José Miguel Morales

Personal information
- Full name: José Miguel Morales Martínez
- Date of birth: 26 December 1976 (age 49)
- Place of birth: Barcelona, Spain
- Height: 1.90 m (6 ft 3 in)
- Position: Goalkeeper

Youth career
- Gramenet
- Damm
- Gramenet

Senior career*
- Years: Team / Apps / (Gls)
- 1995–1996: Meridiana Torre Baró / 21 / (0)
- 1996–1997: Gramenet B / 22 / (0)
- 1997–1999: Santboià / 47 / (0)
- 1999–2000: Mataró / 33 / (0)
- 2000–2008: Terrassa / 249 / (0)
- 2008–2015: Sant Andreu / 243 / (0)
- 2015–2020: Badalona / 156 / (0)
- Total:  / 771 / (0)

International career
- 2002–2008: Catalonia / 5 / (0)

= José Miguel Morales =

Spanish footballer (born 1976)

José Miguel Morales Martínez (born 26 December 1976) is a Spanish former professional footballer who played as a goalkeeper.

==Club career==
Born in Barcelona, Catalonia, Morales spent his entire senior career in his region of birth. His professional input consisted of 101 Segunda División matches for Terrassa FC over three seasons, his debut in the competition taking place on 31 August 2002 when he replaced field player Juan Carlos early into a 1–1 home draw against Albacete Balompié after Fernando Maestro was sent off.

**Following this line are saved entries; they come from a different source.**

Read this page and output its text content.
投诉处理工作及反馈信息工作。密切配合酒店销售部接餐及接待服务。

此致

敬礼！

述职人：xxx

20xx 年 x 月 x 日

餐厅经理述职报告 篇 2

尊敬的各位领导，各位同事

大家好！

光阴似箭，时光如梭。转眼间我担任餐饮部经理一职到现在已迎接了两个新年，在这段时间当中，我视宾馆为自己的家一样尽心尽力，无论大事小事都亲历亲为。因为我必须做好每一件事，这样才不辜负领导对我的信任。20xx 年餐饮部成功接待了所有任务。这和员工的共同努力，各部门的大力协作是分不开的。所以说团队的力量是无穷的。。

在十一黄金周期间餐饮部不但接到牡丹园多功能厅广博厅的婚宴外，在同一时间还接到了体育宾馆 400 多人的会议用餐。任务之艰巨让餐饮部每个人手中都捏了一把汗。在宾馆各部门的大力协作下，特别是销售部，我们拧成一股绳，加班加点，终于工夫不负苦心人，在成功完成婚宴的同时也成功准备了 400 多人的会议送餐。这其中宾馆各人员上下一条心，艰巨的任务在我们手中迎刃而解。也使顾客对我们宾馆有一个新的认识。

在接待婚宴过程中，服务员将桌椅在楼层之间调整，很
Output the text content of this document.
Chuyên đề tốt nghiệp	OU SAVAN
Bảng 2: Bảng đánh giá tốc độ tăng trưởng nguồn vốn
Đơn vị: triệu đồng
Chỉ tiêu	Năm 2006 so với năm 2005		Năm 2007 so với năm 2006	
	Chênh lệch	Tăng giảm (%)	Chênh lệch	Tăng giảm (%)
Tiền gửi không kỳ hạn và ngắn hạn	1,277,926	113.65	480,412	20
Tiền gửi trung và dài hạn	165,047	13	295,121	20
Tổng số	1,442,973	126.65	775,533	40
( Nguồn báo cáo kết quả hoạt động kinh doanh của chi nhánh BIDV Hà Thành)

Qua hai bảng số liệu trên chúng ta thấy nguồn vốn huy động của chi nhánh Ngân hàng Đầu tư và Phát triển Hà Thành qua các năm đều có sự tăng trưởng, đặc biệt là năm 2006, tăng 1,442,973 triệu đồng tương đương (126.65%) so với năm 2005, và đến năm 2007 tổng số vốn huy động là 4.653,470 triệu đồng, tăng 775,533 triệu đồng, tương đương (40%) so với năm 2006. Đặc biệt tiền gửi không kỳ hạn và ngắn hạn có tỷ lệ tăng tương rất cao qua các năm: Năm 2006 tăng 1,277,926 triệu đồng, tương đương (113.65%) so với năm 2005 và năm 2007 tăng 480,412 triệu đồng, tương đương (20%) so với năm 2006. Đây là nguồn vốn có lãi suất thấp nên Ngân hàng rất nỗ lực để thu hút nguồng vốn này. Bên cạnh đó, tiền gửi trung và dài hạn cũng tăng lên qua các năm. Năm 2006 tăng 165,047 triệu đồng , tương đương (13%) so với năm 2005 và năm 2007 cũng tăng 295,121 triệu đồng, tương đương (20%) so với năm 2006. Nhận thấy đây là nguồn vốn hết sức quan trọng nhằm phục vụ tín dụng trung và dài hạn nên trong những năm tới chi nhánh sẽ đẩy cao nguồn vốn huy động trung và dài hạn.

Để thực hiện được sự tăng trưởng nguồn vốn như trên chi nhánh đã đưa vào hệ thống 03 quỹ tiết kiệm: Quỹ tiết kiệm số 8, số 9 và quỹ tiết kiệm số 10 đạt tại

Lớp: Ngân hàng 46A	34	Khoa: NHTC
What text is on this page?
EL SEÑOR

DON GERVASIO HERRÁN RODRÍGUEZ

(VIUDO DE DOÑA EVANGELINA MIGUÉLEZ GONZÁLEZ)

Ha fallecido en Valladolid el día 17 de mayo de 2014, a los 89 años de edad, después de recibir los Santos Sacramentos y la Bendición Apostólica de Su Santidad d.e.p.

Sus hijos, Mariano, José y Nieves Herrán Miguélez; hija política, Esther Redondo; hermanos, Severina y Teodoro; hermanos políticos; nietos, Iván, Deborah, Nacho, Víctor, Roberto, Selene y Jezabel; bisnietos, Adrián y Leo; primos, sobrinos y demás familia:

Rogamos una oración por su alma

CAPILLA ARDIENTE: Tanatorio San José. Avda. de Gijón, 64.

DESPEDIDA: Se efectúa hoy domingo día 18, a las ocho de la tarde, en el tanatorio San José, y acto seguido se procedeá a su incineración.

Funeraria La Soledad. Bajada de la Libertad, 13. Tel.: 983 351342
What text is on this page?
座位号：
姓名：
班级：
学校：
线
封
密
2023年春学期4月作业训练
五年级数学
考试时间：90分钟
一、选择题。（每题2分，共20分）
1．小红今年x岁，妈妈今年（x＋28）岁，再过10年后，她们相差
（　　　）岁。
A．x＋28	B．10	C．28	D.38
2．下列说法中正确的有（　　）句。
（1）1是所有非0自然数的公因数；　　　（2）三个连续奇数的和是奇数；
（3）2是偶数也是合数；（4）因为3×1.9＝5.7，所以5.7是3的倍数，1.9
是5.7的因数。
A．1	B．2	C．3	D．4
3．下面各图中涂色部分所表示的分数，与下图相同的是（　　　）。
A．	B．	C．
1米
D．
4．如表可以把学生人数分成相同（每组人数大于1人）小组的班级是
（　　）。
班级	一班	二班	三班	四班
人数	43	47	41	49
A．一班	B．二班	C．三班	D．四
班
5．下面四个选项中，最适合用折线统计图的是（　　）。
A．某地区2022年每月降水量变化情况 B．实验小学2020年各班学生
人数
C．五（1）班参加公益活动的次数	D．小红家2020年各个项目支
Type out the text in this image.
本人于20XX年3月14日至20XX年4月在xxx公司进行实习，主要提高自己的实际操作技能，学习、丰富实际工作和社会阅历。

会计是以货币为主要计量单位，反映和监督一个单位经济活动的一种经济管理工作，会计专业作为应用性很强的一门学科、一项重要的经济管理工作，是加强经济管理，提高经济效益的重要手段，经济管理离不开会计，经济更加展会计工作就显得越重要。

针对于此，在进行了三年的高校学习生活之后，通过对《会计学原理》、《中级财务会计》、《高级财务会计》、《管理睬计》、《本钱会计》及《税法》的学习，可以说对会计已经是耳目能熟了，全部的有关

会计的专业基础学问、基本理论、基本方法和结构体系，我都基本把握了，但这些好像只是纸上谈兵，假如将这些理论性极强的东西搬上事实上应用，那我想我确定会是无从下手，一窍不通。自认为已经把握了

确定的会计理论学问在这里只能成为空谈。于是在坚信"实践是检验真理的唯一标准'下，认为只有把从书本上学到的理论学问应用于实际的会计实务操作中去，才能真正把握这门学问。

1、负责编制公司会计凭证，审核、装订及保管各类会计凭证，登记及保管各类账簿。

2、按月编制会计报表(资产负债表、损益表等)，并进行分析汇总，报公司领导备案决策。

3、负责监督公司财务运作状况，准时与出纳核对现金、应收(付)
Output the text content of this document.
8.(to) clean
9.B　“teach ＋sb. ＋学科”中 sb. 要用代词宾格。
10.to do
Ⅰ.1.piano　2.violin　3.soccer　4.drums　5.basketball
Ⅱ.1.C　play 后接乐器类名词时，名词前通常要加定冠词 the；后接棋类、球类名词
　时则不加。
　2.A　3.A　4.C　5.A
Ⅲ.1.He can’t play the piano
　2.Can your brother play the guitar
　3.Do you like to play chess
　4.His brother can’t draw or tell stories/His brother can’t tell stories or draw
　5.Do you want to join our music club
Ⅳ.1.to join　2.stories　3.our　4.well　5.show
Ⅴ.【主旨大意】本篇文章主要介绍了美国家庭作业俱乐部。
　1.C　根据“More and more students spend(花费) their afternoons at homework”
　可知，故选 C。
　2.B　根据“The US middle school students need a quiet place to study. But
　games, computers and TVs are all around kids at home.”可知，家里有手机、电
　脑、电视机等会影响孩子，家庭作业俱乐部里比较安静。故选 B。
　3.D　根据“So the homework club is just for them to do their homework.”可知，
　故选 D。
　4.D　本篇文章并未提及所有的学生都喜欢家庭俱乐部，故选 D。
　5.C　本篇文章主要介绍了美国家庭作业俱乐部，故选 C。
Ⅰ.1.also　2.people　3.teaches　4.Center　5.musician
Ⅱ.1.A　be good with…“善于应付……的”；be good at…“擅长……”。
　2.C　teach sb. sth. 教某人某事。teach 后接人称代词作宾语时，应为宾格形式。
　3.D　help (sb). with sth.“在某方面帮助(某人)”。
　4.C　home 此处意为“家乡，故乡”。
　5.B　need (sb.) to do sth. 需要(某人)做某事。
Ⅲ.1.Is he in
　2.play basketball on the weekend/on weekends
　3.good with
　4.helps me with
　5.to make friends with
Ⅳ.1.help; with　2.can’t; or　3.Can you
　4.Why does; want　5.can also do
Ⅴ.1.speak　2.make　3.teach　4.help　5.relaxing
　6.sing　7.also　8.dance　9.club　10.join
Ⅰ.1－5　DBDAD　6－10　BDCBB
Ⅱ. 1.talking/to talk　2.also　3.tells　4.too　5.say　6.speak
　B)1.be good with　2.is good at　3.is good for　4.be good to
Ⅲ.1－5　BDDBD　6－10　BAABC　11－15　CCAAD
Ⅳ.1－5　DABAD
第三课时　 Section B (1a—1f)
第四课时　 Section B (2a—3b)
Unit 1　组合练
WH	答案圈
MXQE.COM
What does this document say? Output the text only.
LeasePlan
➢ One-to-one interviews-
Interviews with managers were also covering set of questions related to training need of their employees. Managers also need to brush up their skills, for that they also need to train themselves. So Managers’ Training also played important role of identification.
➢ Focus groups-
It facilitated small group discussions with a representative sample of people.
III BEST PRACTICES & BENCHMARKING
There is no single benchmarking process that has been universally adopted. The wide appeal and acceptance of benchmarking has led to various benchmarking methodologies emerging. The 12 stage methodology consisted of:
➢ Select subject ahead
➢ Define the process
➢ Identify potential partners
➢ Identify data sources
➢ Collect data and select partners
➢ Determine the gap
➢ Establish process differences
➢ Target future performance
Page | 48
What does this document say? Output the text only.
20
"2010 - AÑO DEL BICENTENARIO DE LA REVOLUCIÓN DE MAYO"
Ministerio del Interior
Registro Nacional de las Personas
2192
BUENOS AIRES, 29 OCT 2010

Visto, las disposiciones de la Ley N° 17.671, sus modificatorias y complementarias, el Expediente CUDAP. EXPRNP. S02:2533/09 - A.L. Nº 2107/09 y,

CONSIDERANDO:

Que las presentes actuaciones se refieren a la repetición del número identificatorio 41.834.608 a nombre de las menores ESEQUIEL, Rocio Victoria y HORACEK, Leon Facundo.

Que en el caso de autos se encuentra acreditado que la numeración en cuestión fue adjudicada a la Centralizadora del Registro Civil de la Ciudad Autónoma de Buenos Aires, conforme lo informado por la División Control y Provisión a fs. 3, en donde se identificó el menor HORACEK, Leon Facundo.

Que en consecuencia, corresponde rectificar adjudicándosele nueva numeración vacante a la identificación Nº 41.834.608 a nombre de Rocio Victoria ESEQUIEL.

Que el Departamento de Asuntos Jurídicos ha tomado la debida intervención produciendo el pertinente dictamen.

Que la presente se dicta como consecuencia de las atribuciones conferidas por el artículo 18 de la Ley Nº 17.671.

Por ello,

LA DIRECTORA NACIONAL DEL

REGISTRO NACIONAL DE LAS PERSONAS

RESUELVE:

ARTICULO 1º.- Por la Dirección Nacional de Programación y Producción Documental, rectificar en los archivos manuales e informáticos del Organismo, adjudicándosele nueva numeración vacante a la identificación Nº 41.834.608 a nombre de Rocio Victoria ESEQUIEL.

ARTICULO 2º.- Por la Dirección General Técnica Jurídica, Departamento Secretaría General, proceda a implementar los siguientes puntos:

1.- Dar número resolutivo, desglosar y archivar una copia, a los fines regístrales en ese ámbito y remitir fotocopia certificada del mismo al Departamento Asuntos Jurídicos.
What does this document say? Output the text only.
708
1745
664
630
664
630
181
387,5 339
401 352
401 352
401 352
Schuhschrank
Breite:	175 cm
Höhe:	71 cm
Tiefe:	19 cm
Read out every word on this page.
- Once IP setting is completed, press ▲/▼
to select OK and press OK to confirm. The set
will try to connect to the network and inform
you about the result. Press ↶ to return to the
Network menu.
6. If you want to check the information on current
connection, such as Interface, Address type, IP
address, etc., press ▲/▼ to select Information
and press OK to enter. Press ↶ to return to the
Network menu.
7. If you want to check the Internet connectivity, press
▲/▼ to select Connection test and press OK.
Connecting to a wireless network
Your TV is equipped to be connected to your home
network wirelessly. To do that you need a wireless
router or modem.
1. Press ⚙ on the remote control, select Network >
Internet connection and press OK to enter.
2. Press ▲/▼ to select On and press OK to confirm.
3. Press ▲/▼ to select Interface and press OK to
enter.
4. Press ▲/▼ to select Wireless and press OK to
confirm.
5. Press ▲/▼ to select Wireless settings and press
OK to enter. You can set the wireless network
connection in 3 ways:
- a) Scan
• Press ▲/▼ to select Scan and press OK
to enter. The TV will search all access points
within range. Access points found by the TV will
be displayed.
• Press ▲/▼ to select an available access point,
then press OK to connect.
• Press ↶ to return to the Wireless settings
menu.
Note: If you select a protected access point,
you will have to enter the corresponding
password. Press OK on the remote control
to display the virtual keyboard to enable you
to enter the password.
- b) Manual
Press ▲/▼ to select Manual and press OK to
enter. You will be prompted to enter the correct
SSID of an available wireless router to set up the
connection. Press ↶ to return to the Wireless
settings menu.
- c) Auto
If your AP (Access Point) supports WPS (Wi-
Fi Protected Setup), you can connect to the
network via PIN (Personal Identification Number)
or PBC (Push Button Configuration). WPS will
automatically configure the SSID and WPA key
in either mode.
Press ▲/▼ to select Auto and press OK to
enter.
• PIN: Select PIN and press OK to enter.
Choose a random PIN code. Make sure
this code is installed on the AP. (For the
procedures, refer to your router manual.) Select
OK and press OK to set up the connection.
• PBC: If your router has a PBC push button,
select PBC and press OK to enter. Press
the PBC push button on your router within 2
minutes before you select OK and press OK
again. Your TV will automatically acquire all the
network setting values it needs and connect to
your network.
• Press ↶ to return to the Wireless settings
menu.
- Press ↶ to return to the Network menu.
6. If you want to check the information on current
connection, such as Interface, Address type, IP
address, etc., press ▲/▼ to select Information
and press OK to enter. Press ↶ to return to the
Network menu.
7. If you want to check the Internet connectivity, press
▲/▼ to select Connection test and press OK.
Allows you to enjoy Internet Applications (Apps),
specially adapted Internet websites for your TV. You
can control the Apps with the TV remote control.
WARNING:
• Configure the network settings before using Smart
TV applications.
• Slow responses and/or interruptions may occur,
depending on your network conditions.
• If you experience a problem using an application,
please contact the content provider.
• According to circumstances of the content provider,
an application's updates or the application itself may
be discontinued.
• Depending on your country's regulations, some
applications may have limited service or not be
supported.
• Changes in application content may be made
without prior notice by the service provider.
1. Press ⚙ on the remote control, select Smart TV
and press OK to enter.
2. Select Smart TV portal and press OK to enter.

In the Segunda División B, other than Terrassa, Morales also represented UE Sant Andreu and CF Badalona, retiring well past his 40s. On 29 May 2020, when he only needed one more game to become the most veteran player to appear in that league, it was announced that he would be released by the latter club the following month.

==International career==
Morales won five caps for the Catalonia regional team in six years.